L’origine du musée remonte au XIXe siècle. À la suite de la première exposition universelle de 1851, les soyeux lyonnais n’obtiennent aucun prix. Ils en concluent que pour affirmer leur supériorité, un musée est nécessaire, une idée qui datait d’avant la Révolution. Il ouvrira ses portes en 1864. La Chambre de commerce menait déjà une politique active d’acquisition avec des experts mandatés pour prospecter. Ils emploient notamment Natalis Rondot, grand spécialiste des arts appliqués à l’industrie. Cette politique d’acquisition, très ambitieuse, suscite de nombreux dons. Des fouilles à Antinoë en Égypte sont financées par Guimet et la chambre de commerce, ce qui fait entrer des tissus coptes exceptionnels, dont dix costumes complets de dignitaires.

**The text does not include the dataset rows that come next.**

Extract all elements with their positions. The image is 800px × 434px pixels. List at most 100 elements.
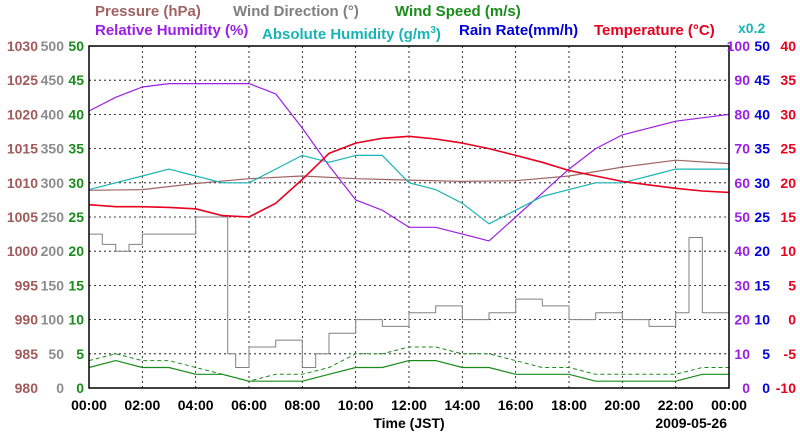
tick-label-temperature: 35 [780,72,796,88]
x-tick-label: 08:00 [284,397,320,413]
plot-frame [88,45,730,389]
tick-label-pressure: 1020 [7,106,38,122]
tick-label-pressure: 1015 [7,141,38,157]
x-axis-label: Time (JST) [373,415,444,431]
legend-temperature: Temperature (°C) [594,22,715,39]
tick-label-wind-direction: 200 [41,243,65,259]
tick-label-rain-rate: 25 [754,209,770,225]
right-axis-ticks: 0102030405060708090100051015202530354045… [727,38,797,396]
tick-label-pressure: 980 [15,380,39,396]
x-tick-label: 02:00 [124,397,160,413]
tick-label-rain-rate: 35 [754,141,770,157]
legend-rain-rate: Rain Rate(mm/h) [459,22,579,39]
tick-label-rain-rate: 40 [754,106,770,122]
tick-label-temperature: 15 [780,209,796,225]
x-tick-label: 00:00 [711,397,747,413]
legend-absolute-humidity-close: ) [435,26,441,43]
series-line-wind-direction [89,216,730,368]
grid [89,46,729,388]
tick-label-wind-direction: 300 [41,175,65,191]
legend-wind-speed: Wind Speed (m/s) [395,3,521,20]
tick-label-temperature: -5 [784,346,797,362]
tick-label-relative-humidity: 90 [734,72,750,88]
series-line-absolute-humidity-g-m3 [88,154,729,225]
tick-label-temperature: 25 [780,141,796,157]
tick-label-relative-humidity: 0 [742,380,750,396]
series-line-pressure-hpa [88,159,730,191]
tick-label-wind-speed: 45 [68,72,84,88]
tick-label-temperature: 20 [780,175,796,191]
tick-label-pressure: 1025 [7,72,38,88]
tick-label-temperature: -10 [776,380,796,396]
series-layer [88,83,730,382]
x-tick-label: 04:00 [178,397,214,413]
tick-label-wind-speed: 50 [68,38,84,54]
date-label: 2009-05-26 [655,415,727,431]
tick-label-temperature: 40 [780,38,796,54]
tick-label-temperature: 30 [780,106,796,122]
x-tick-label: 14:00 [444,397,480,413]
legend-rain-scale-note: x0.2 [738,20,766,36]
tick-label-relative-humidity: 30 [734,277,750,293]
tick-label-rain-rate: 15 [754,277,770,293]
x-tick-label: 10:00 [338,397,374,413]
tick-label-relative-humidity: 60 [734,175,750,191]
left-axis-ticks: 9809859909951000100510101015102010251030… [7,38,84,396]
tick-label-wind-speed: 15 [68,277,84,293]
x-tick-label: 06:00 [231,397,267,413]
x-tick-label: 12:00 [391,397,427,413]
tick-label-relative-humidity: 10 [734,346,750,362]
tick-label-wind-speed: 0 [76,380,84,396]
tick-label-wind-speed: 30 [68,175,84,191]
tick-label-wind-direction: 450 [41,72,65,88]
x-tick-label: 20:00 [604,397,640,413]
x-tick-label: 16:00 [498,397,534,413]
tick-label-rain-rate: 45 [754,72,770,88]
legend-absolute-humidity: Absolute Humidity (g/m3) [262,22,441,43]
legend-pressure: Pressure (hPa) [95,3,201,20]
tick-label-wind-direction: 150 [41,277,65,293]
tick-label-wind-direction: 400 [41,106,65,122]
tick-label-pressure: 1000 [7,243,38,259]
tick-label-relative-humidity: 100 [727,38,751,54]
tick-label-temperature: 10 [780,243,796,259]
tick-label-wind-speed: 20 [68,243,84,259]
series-line-wind-speed-m-s [88,360,729,382]
tick-label-pressure: 1005 [7,209,38,225]
tick-label-wind-direction: 0 [56,380,64,396]
tick-label-rain-rate: 5 [762,346,770,362]
tick-label-rain-rate: 20 [754,243,770,259]
tick-label-temperature: 5 [788,277,796,293]
tick-label-relative-humidity: 40 [734,243,750,259]
tick-label-wind-speed: 25 [68,209,84,225]
tick-label-pressure: 1010 [7,175,38,191]
series-line-relative-humidity [88,83,730,242]
tick-label-wind-speed: 35 [68,141,84,157]
tick-label-wind-direction: 100 [41,312,65,328]
tick-label-relative-humidity: 20 [734,312,750,328]
tick-label-relative-humidity: 80 [734,106,750,122]
tick-label-rain-rate: 50 [754,38,770,54]
x-tick-label: 22:00 [658,397,694,413]
tick-label-wind-direction: 50 [48,346,64,362]
tick-label-wind-direction: 500 [41,38,65,54]
legend-relative-humidity: Relative Humidity (%) [95,22,249,39]
tick-label-rain-rate: 30 [754,175,770,191]
legend-absolute-humidity-text: Absolute Humidity (g/m [262,26,431,43]
legend-wind-direction: Wind Direction (°) [233,3,359,20]
series-line-wind-speed-gust-m-s [88,346,729,382]
tick-label-pressure: 1030 [7,38,38,54]
legend-absolute-humidity-sup: 3 [430,25,436,36]
tick-label-relative-humidity: 50 [734,209,750,225]
tick-label-rain-rate: 10 [754,312,770,328]
tick-label-pressure: 990 [15,312,39,328]
tick-label-wind-speed: 10 [68,312,84,328]
tick-label-temperature: 0 [788,312,796,328]
tick-label-rain-rate: 0 [762,380,770,396]
x-tick-label: 18:00 [551,397,587,413]
tick-label-wind-direction: 350 [41,141,65,157]
x-tick-label: 00:00 [71,397,107,413]
tick-label-wind-direction: 250 [41,209,65,225]
series-line-temperature-c [88,135,730,218]
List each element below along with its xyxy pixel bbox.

Guimet lui-même offre beaucoup d’œuvres. Dès 1843, une mission commerciale est envoyée en Chine. Ils collectent dans ce pays, et, connaissant parfaitement le métier, ne recueillent que des chefs-d’œuvre. À ces acquisitions s’ajoutent les objets primés aux expositions universelles. Tissus et art décoratif sont donc collectionnés dès l’origine, même si le programme, qui s’avère très ambitieux, est revu à la baisse dans les années 1870 pour s’orienter davantage vers les textiles. En 1891 le musée devient le musée historique des Tissus et les collections d’arts décoratifs (qui comprennent aussi bien des tableaux et dessins que des objets d’art) est mise en caisse ou déposée dans d’autres musées, notamment celui des Beaux-Arts. Ce n’est qu’en 1925 que sera inauguré le Musée des Arts décoratifs logé dans l’hôtel de Lacroix-Laval (ill. 1), l’un des premiers édifices construit par Soufflot. L’hôtel de Villeroy (ill. 2) qui lui est contigu abrite, lui, le Musée des Tissus.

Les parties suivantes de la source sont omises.